Let’s say a customer orders $1,000 and pays 7% sales tax. The total cost of the customer’s order is $1,070. $1,000 for the products and $70 for sales tax.

E-commerce dropshipping businesses that sell physical products have to collect sales tax, unlike service companies. The sales tax is added to the total order amount and calculated during checkout.

Companies should recognize revenue as earned in dropshipping. The point of recognition for revenue is when the product has been shipped. The company then records the following journal entries.

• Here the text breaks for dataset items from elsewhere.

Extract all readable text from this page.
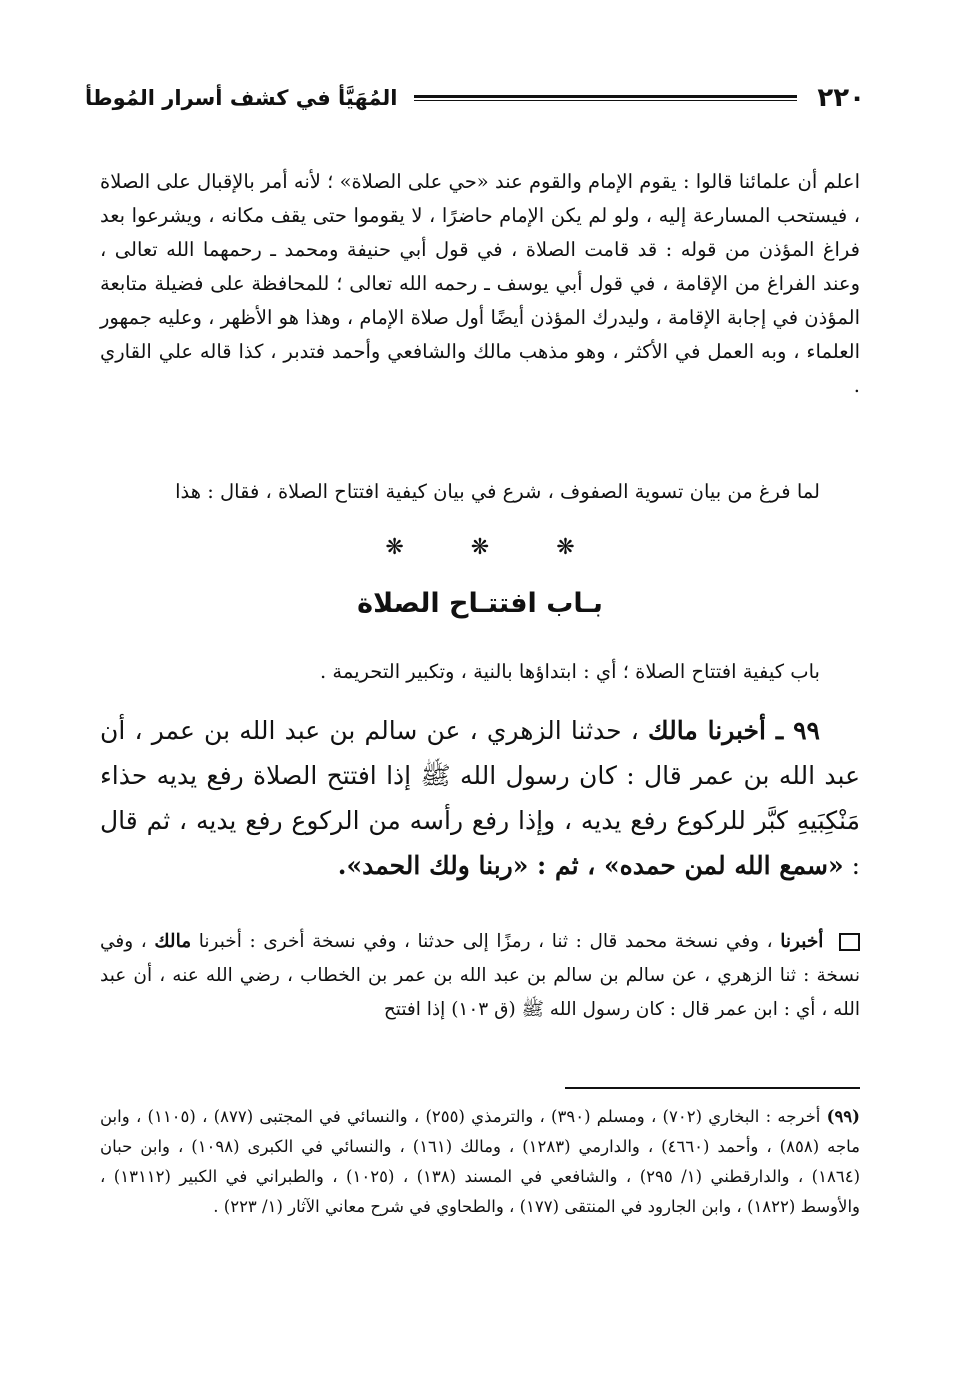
٢٢٠
المُهَيَّأ في كشف أسرار المُوطأ

اعلم أن علمائنا قالوا : يقوم الإمام والقوم عند «حي على الصلاة» ؛ لأنه أمر بالإقبال على الصلاة ، فيستحب المسارعة إليه ، ولو لم يكن الإمام حاضرًا ، لا يقوموا حتى يقف مكانه ، ويشرعوا بعد فراغ المؤذن من قوله : قد قامت الصلاة ، في قول أبي حنيفة ومحمد ـ رحمهما الله تعالى ، وعند الفراغ من الإقامة ، في قول أبي يوسف ـ رحمه الله تعالى ؛ للمحافظة على فضيلة متابعة المؤذن في إجابة الإقامة ، وليدرك المؤذن أيضًا أول صلاة الإمام ، وهذا هو الأظهر ، وعليه جمهور العلماء ، وبه العمل في الأكثر ، وهو مذهب مالك والشافعي وأحمد فتدبر ، كذا قاله علي القاري .

لما فرغ من بيان تسوية الصفوف ، شرع في بيان كيفية افتتاح الصلاة ، فقال : هذا

❋	❋	❋
بـاب افتتـاح الصلاة

باب كيفية افتتاح الصلاة ؛ أي : ابتداؤها بالنية ، وتكبير التحريمة .

٩٩ ـ أخبرنا مالك ، حدثنا الزهري ، عن سالم بن عبد الله بن عمر ، أن عبد الله بن عمر قال : كان رسول الله ﷺ إذا افتتح الصلاة رفع يديه حذاء مَنْكِبَيهِ كبَّر للركوع رفع يديه ، وإذا رفع رأسه من الركوع رفع يديه ، ثم قال : «سمع الله لمن حمده» ، ثم : «ربنا ولك الحمد».

أخبرنا ، وفي نسخة محمد قال : ثنا ، رمزًا إلى حدثنا ، وفي نسخة أخرى : أخبرنا مالك ، وفي نسخة : ثنا الزهري ، عن سالم بن سالم بن عبد الله بن عمر بن الخطاب ، رضي الله عنه ، أن عبد الله ، أي : ابن عمر قال : كان رسول الله ﷺ (ق ١٠٣) إذا افتتح

(٩٩) أخرجه : البخاري (٧٠٢) ، ومسلم (٣٩٠) ، والترمذي (٢٥٥) ، والنسائي في المجتبى (٨٧٧) ، (١١٠٥) ، وابن ماجه (٨٥٨) ، وأحمد (٤٦٦٠) ، والدارمي (١٢٨٣) ، ومالك (١٦١) ، والنسائي في الكبرى (١٠٩٨) ، وابن حبان (١٨٦٤) ، والدارقطني (١/ ٢٩٥) ، والشافعي في المسند (١٣٨) ، (١٠٢٥) ، والطبراني في الكبير (١٣١١٢) ، والأوسط (١٨٢٢) ، وابن الجارود في المنتقى (١٧٧) ، والطحاوي في شرح معاني الآثار (١/ ٢٢٣) .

While some companies recognize revenue when a product ships, others still follow the old accounting standards (ASC 605) or recognize revenue at shipment. It is the same journal entry that applies to revenue recognition at delivery. This would be recorded later, as delivery occurs after shipping.

Companies must have a supply-chain function that tracks orders and provides real-time information to determine when revenue should be recorded. It monitors all steps of fulfillment, including receipt, payment, and shipping.

Physical products can be sold. The company must record an entry detailing the costs of (1) manufacturing the product and (2) purchasing the products from vendors for resale.

E-Commerce and Third-Party Supply

The timing of recognising revenue is affected by the shipping process used by the third-party supplier if the seller ships using them. This is dropshipping, which has removed barriers to entry for growing and small businesses in the retail sector. E-commerce dropshipping companies need to communicate with suppliers in order to find out when orders have been shipped. Revenue cannot be recognized until that time. This communication is often electronic and part of larger workflows in the revenue cycle.

A company might, for example, integrate its sales order system and a supplier’s inventory at the warehouse. The warehouse is notified when a customer places an online order. The warehouse system updates its records automatically once the order has been packed and shipped. The warehouse system updates the company’s records with the order. Revenue is then recognized in its financial statements.

The journal entries are identical to scenario 1. Timing is the exception, as the e-commerce company does not have control over shipping times.

Sales Returns

Customers will return products. It is a given. Dropshipping E-commerce companies will keep a reserves reserve to ensure that they don’t overstate their revenue. The reserve is calculated based on historical returns trends and then reviewed to verify that it accurately reflects actual return activity.

These journal entries reverse the original entries. It’s almost as though the sale never took place since the product was returned. These entries will correct the financials to eliminate all transactions related.

This is a good example of the importance of ecommerce companies understanding the revenue cycle.

The increased transparency is intended to simplify reporting, but companies will need to assess and improve their financial operations systems and processes to meet ASC 606.